Peter Shaw’s father was an aircraft engineer and his family was stationed overseas in Brunei when Peter was diagnosed with diabetes
He recalls, “The only injections I’d had before then had been immunization jabs which I’d really hated having. I was 10 when I was diagnosed and my main memory is being told I was going to have injections for the rest of my life. I was truly terrified of the thought.”
“I also remember that Type 1 diabetes was so rarely seen that the doctors at the hospital were calling back to colleagues in the UK for tips on stabilizing a newly diagnosed T1, as most hadn’t studied this since training.”
Diabetes in the 1980s
This was in the mid-1980s and as there were issues starting to affect the regio, combined with Peter’s age, educational needs and diagnosis of diabetes, the family decided to return to the UK.
Better care in the UK
“The care was miles better in the UK,” says Peter, the care received in Brunei was excellent, it just took them a while to get up to speed “I was seen by a paediatrics team at Horsham Hospital. But back then, blood test meters were almost the size of laptops and lancing devices were like something from the French Revolution! I had a very early Ames Autlolet but my mum had to do the lancing. The blood test meter was a Glucometer, also by Ames, that my dad had to get imported via his company from the USA as they simply weren’t available. It was hard work for those around me.”
OmniPod insulin pump
Today Peter is on an OmniPod insulin pump that has an on-board blood test meter. He chose the OmniPod because of his involvement in kite surfing. He is vice-chairman of the British Kite Surfing Association and regularly spends extended periods of time in a wet suit. “As I do a lot of watersports, I needed a pump that did not have tubing,” explains Peter.
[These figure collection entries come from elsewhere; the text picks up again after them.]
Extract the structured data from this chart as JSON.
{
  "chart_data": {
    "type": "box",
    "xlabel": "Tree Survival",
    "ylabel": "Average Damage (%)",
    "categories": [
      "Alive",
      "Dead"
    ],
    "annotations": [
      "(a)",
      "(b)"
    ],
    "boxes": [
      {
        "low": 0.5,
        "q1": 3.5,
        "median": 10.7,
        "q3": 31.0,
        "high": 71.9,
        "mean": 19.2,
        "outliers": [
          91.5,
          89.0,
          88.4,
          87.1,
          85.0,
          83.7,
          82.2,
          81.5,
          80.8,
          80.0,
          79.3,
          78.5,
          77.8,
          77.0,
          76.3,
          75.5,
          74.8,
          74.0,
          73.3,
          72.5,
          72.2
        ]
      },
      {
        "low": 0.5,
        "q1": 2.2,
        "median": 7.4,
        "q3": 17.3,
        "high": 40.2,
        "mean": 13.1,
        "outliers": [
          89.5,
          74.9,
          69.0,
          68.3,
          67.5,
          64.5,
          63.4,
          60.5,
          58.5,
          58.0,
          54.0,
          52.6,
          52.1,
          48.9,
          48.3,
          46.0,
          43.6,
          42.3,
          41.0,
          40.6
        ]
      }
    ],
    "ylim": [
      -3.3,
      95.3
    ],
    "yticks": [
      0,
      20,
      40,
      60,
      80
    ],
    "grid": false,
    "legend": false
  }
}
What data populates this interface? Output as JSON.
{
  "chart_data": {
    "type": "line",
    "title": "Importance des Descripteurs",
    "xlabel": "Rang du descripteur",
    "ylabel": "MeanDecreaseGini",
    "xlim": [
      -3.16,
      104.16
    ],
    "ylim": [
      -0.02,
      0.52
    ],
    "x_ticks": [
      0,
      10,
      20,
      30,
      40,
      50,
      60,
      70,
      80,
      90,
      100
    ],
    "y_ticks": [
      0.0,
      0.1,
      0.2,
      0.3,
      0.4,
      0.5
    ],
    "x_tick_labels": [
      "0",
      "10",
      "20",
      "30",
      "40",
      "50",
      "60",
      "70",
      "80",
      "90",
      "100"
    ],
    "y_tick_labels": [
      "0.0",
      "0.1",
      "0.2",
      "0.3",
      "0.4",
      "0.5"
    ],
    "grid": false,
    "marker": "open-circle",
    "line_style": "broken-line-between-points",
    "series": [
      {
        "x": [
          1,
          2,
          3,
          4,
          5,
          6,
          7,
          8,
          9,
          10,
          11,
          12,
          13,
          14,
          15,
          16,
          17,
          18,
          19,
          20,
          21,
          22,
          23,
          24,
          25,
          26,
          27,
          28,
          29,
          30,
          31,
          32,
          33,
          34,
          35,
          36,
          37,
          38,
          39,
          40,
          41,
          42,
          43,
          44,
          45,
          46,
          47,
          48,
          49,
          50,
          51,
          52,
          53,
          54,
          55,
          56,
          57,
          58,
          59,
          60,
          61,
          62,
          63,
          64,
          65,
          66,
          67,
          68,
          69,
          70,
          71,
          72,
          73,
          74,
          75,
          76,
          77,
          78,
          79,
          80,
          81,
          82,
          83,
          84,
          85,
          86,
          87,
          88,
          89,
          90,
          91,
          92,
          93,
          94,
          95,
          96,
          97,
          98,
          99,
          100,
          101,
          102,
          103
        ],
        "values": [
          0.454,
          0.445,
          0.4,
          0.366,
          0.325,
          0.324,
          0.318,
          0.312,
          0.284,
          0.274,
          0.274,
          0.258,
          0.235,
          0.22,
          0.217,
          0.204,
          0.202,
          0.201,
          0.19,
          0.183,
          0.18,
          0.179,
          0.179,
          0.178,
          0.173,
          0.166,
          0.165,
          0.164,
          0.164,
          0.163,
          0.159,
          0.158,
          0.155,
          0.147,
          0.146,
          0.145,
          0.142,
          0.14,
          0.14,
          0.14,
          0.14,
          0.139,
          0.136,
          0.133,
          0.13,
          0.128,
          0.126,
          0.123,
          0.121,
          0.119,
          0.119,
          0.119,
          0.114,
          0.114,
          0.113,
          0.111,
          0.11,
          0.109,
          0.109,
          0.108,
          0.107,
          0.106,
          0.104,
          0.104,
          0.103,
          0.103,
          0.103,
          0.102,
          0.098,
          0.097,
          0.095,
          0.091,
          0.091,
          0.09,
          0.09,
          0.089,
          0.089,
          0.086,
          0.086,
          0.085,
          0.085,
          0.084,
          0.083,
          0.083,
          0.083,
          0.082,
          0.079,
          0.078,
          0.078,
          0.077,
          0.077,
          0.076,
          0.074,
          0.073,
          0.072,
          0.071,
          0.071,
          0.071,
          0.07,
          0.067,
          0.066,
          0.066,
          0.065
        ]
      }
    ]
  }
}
“I can get a wet suit on over the pod without pulling it out and tell it what to do with the handheld device. I have no worries about tangling or snagging. It’s waterproof, although in all honesty nothing is really sea-water proof so in this respect, the pods 3-day life span is a boon as they don’t have to survive past that time.
I put the PDM in a watertight case when I’m not using it. I use a Multiclix finger-pricker as I don’t have to handle any sharps and it’s reliable, solid and painless but could do with being smaller. It’s a great bit of kit. It’s all so much better than in the old days!”
Peter has learned from experience that testing after the first 30-40 minutes on the water is key, as this is the window when adrenaline (and being cold) can mask hypo symptoms “I force myself to come in and test after the first half hour and then I know I’m okay for another hour or so. After that, I just have to be careful when I start to tire as that can also cover symptoms.
And I never go on the water without a couple of sachets of glucose gel stashed in my harness!”
Active and healthy!
Despite an active (and relatively healthy) lifestyle and constant carb counting , Peter says that there has been a slow decline in his control over the last few years which was the main reason for the switch to pump-therapy.
He had an HbA1c of 5.2 in 2007 and it’s now 7.2 – still a very respectable level although it is higher.
“My care team at the hospital have been great, especially my diabetes specialist nurse. They’re behind me all the way. I’m hoping to go on a CGM ( continuous glucose monitoring ) trial too. I’ll give anything a go if it helps me live the lifestyle I want.”